Fırsatları Artırma Teknolojiyi İyileştirme Hareketi yani diğer adıyla Fatih Projesi son zamanlarda Türkiye’nin iş çevrelerinde en çok konuşulan konusu. Eğitim alanına özel bu proje birçok farklı çözümün tek bir çatı altında toplanarak öğrencilere, öğretmenlere ve velilere sunulmasını kapsıyor. Aslında bugüne kadar Milli Eğitim Bakanlığı (MEB) altında yürütülen birçok farklı projenin tek bir çatı altına toplanması sonucu Fırsatları Artırma Teknolojiyi İyileştirme Hareketi yani Fatih Projesi başlatılmış oldu.
Profesyonel iş hayatına başladığımdan bu yana e-öğrenme sektöründeyim. Üstelik bu sektörün üretim, satış ve pazarlanma aşamalarının tamamında çalıştım. Çalıştığım şirketler de E-Öğrenme alanında Türkiye’de ve dünyada lider olan şirketlerdi. Yurtdışında düzenli olarak e-öğrenme alanındaki fuarlara katıldım ve sektörel yenilikleri yakından takip ederek Türkiye’de bulunan müşterilerime bu yenilikleri aktarmaya çalıştım. Ancak hiçbir zaman e-öğrenmenin şuanki kadar popüler olduğunu görmedim. Ses hizmeti veren şirketten donanım üreticisine kadar herkes Fatih Projesinde yer almak için bir çaba içine girdi. Uluslararası firmaların hizmet portföyünde e-öğrenme çözümü yoksa Fatih Projesi için e-öğrenme şirketlerini satın almaya gittiğini işbirlikleri yapmaya başladığını görüyoruz. Hatta uluslararası bir firma yeni iş birliğine gittiği şirketin çözümlerinin Türkçeleştirilmesi ve yerelleştirilmesi için bizimle çalışmak istemişti. Sebep basit, oyunun dışında kalmamak.
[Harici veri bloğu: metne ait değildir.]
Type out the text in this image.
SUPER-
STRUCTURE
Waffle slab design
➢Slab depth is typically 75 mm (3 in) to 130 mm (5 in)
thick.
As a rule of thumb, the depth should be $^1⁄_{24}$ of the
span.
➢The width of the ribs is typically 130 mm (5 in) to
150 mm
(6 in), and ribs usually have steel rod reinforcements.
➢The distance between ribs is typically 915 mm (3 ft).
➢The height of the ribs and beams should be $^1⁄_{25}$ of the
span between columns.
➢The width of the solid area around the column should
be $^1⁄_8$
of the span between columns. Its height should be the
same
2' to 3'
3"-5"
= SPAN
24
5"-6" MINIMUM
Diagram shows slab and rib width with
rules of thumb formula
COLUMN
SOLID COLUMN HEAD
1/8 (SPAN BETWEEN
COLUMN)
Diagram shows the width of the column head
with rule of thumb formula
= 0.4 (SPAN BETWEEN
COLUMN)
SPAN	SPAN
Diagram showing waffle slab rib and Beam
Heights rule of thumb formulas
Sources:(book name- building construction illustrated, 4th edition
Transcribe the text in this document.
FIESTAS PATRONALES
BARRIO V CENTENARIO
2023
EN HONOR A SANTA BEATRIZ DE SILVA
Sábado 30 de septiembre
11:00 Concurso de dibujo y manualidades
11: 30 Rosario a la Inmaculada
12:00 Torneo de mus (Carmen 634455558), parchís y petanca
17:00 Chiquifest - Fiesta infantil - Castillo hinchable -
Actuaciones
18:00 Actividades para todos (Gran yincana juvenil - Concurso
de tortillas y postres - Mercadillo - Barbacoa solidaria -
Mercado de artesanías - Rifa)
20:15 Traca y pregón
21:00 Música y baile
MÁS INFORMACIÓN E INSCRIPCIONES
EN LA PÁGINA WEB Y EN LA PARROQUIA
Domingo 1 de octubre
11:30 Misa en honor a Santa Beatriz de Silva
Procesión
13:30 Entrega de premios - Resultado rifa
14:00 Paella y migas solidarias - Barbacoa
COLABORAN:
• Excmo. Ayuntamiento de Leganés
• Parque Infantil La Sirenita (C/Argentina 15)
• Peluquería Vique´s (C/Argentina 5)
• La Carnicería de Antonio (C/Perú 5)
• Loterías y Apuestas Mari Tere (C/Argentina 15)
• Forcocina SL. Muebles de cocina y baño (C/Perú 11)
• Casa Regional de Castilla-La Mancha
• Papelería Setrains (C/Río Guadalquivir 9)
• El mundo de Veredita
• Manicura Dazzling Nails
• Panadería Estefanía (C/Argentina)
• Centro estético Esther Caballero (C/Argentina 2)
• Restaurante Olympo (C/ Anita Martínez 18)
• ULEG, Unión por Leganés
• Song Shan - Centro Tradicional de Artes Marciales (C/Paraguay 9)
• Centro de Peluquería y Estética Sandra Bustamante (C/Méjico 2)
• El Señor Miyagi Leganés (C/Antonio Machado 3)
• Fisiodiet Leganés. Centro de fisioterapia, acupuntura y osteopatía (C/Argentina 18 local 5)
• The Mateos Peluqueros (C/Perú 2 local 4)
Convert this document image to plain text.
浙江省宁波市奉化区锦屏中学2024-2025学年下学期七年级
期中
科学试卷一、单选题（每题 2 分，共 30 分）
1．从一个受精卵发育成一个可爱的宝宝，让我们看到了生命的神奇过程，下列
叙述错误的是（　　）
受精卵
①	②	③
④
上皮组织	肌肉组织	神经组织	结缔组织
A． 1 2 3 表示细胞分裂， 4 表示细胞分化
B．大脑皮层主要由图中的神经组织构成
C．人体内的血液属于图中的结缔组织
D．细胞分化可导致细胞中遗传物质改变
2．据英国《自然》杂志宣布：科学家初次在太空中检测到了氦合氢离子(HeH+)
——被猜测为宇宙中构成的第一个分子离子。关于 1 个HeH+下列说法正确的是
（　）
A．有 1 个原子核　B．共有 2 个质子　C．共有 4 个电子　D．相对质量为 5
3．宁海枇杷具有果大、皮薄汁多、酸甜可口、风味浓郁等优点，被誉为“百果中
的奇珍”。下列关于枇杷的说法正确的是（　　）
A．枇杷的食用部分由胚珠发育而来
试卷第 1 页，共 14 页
E-Öğrenme elbette Türkiye için önemli ancak on yılı aşkın süredir Türkiye’de yükselişini sürdüren bu sektör son zamanlarda oldukça hızlanmaya başladı. Gönül ister ki alanında uzman kişiler ve şirketler Fatih Projesi‘nde gerektiği kadar değerlendirilsin ve gelecek nesillerimiz için çok önemli olan bu proje hak ettiği başarıyı kazansın.